“We need a number of groceries,” I replied. “I wanted to get them day before yesterday, but Mr. Jackson wouldn’t let me have them until I settled up in full. I owe him three dollars yet.”
“Well, you had better go down and get those groceries now. Let this grinding go till this afternoon or to-morrow. I want you to get me some—some tobacco.”
“I will have to pay for all I get.”
“Well, I will give you the money. Will two dollars do?”
“I need but a dollar.”
“Then here is a dollar and a quarter. Get me a quarter’s worth of plug-cut smoking. You needn’t hurry about getting back. Seeing what you’ve got on your mind you need a rest.”

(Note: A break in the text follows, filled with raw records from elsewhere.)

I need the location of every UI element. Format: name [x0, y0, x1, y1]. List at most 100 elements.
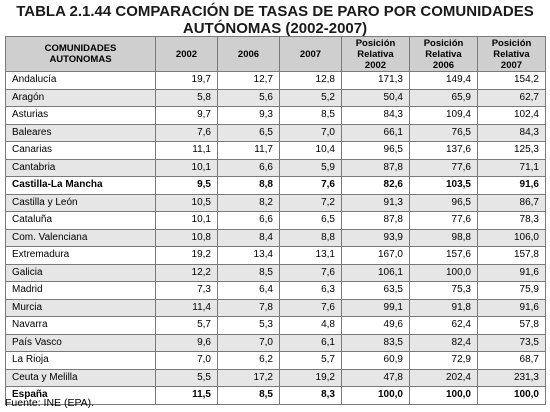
value-cell: 5,9	[279, 158, 342, 177]
value-cell: 7,2	[279, 193, 342, 212]
value-cell: 82,6	[341, 176, 410, 195]
table-row: País Vasco 9,6 7,0 6,1 83,5 82,4 73,5	[5, 333, 546, 352]
value-cell: 8,5	[217, 386, 280, 405]
table-row: Andalucía 19,7 12,7 12,8 171,3 149,4 154,2	[5, 71, 546, 90]
title-line-1: TABLA 2.1.44 COMPARACIÓN DE TASAS DE PAR…	[16, 3, 534, 20]
value-cell: 10,1	[155, 158, 218, 177]
value-cell: 8,2	[217, 193, 280, 212]
value-cell: 125,3	[477, 141, 546, 160]
value-cell: 63,5	[341, 281, 410, 300]
value-cell: 6,4	[217, 281, 280, 300]
value-cell: 149,4	[409, 71, 478, 90]
title-line-2: AUTÓNOMAS (2002-2007)	[182, 20, 368, 37]
row-name-cell: La Rioja	[5, 351, 156, 370]
value-cell: 8,8	[279, 228, 342, 247]
value-cell: 171,3	[341, 71, 410, 90]
value-cell: 13,1	[279, 246, 342, 265]
value-cell: 7,3	[155, 281, 218, 300]
table-row: Cataluña 10,1 6,6 6,5 87,8 77,6 78,3	[5, 211, 546, 230]
value-cell: 19,7	[155, 71, 218, 90]
value-cell: 47,8	[341, 368, 410, 387]
header-2002: 2002	[155, 36, 218, 72]
value-cell: 91,8	[409, 298, 478, 317]
unemployment-table: COMUNIDADES AUTONOMAS 2002 2006 2007 Pos…	[5, 36, 546, 405]
value-cell: 8,5	[217, 263, 280, 282]
value-cell: 5,8	[155, 88, 218, 107]
value-cell: 106,1	[341, 263, 410, 282]
value-cell: 103,5	[409, 176, 478, 195]
value-cell: 10,5	[155, 193, 218, 212]
row-name-cell: Ceuta y Melilla	[5, 368, 156, 387]
header-2006: 2006	[217, 36, 280, 72]
value-cell: 5,6	[217, 88, 280, 107]
value-cell: 7,8	[217, 298, 280, 317]
value-cell: 10,8	[155, 228, 218, 247]
value-cell: 13,4	[217, 246, 280, 265]
value-cell: 6,5	[279, 211, 342, 230]
value-cell: 7,0	[217, 333, 280, 352]
value-cell: 7,6	[279, 298, 342, 317]
value-cell: 102,4	[477, 106, 546, 125]
value-cell: 8,5	[279, 106, 342, 125]
row-name-cell: Cantabria	[5, 158, 156, 177]
value-cell: 8,3	[279, 386, 342, 405]
value-cell: 82,4	[409, 333, 478, 352]
value-cell: 6,6	[217, 211, 280, 230]
value-cell: 77,6	[409, 158, 478, 177]
row-name-cell: Murcia	[5, 298, 156, 317]
value-cell: 19,2	[155, 246, 218, 265]
value-cell: 7,0	[279, 123, 342, 142]
value-cell: 5,7	[279, 351, 342, 370]
value-cell: 19,2	[279, 368, 342, 387]
value-cell: 12,8	[279, 71, 342, 90]
value-cell: 91,6	[477, 176, 546, 195]
value-cell: 7,6	[279, 176, 342, 195]
table-row: Asturias 9,7 9,3 8,5 84,3 109,4 102,4	[5, 106, 546, 125]
value-cell: 106,0	[477, 228, 546, 247]
table-title: TABLA 2.1.44 COMPARACIÓN DE TASAS DE PAR…	[0, 3, 550, 37]
value-cell: 49,6	[341, 316, 410, 335]
row-name-cell: Andalucía	[5, 71, 156, 90]
table-row: España 11,5 8,5 8,3 100,0 100,0 100,0	[5, 386, 546, 405]
value-cell: 109,4	[409, 106, 478, 125]
row-name-cell: Extremadura	[5, 246, 156, 265]
value-cell: 96,5	[341, 141, 410, 160]
value-cell: 9,7	[155, 106, 218, 125]
value-cell: 9,6	[155, 333, 218, 352]
value-cell: 9,3	[217, 106, 280, 125]
value-cell: 73,5	[477, 333, 546, 352]
row-name-cell: Aragón	[5, 88, 156, 107]
value-cell: 87,8	[341, 211, 410, 230]
value-cell: 7,6	[279, 263, 342, 282]
value-cell: 57,8	[477, 316, 546, 335]
value-cell: 91,6	[477, 263, 546, 282]
value-cell: 5,5	[155, 368, 218, 387]
value-cell: 7,0	[155, 351, 218, 370]
value-cell: 84,3	[477, 123, 546, 142]
value-cell: 78,3	[477, 211, 546, 230]
table-row: Castilla-La Mancha 9,5 8,8 7,6 82,6 103,5 91,6	[5, 176, 546, 195]
value-cell: 10,1	[155, 211, 218, 230]
value-cell: 87,8	[341, 158, 410, 177]
value-cell: 6,6	[217, 158, 280, 177]
value-cell: 11,1	[155, 141, 218, 160]
value-cell: 86,7	[477, 193, 546, 212]
value-cell: 84,3	[341, 106, 410, 125]
header-posicion-2002: Posición Relativa 2002	[341, 36, 410, 72]
row-name-cell: Cataluña	[5, 211, 156, 230]
value-cell: 99,1	[341, 298, 410, 317]
value-cell: 12,2	[155, 263, 218, 282]
value-cell: 96,5	[409, 193, 478, 212]
value-cell: 11,7	[217, 141, 280, 160]
value-cell: 62,7	[477, 88, 546, 107]
header-posicion-2007: Posición Relativa 2007	[477, 36, 546, 72]
header-posicion-2006: Posición Relativa 2006	[409, 36, 478, 72]
value-cell: 202,4	[409, 368, 478, 387]
value-cell: 66,1	[341, 123, 410, 142]
value-cell: 9,5	[155, 176, 218, 195]
value-cell: 100,0	[341, 386, 410, 405]
source-note: Fuente: INE (EPA).	[5, 397, 95, 409]
table-row: Aragón 5,8 5,6 5,2 50,4 65,9 62,7	[5, 88, 546, 107]
value-cell: 231,3	[477, 368, 546, 387]
row-name-cell: Navarra	[5, 316, 156, 335]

In ten minutes I was off in the sloop. Mr. Norton seemed to be very anxious to have me go, but for what reason I could not determine.
“And remember you needn’t hurry back,” he called out as I hoisted the mainsail and stood off from the shore; “if any orders come in I will attend to them.”
As I moved down the shore toward the Bend I reviewed my strange situation. How much had happened in the last forty-eight hours!
I was far from satisfied with Mr. Norton—somehow I could not call him my uncle. I had expected my mother’s brother to be a different kind of a man. He would evidently make a hard guardian, and I was sure that for me there were many breakers ahead.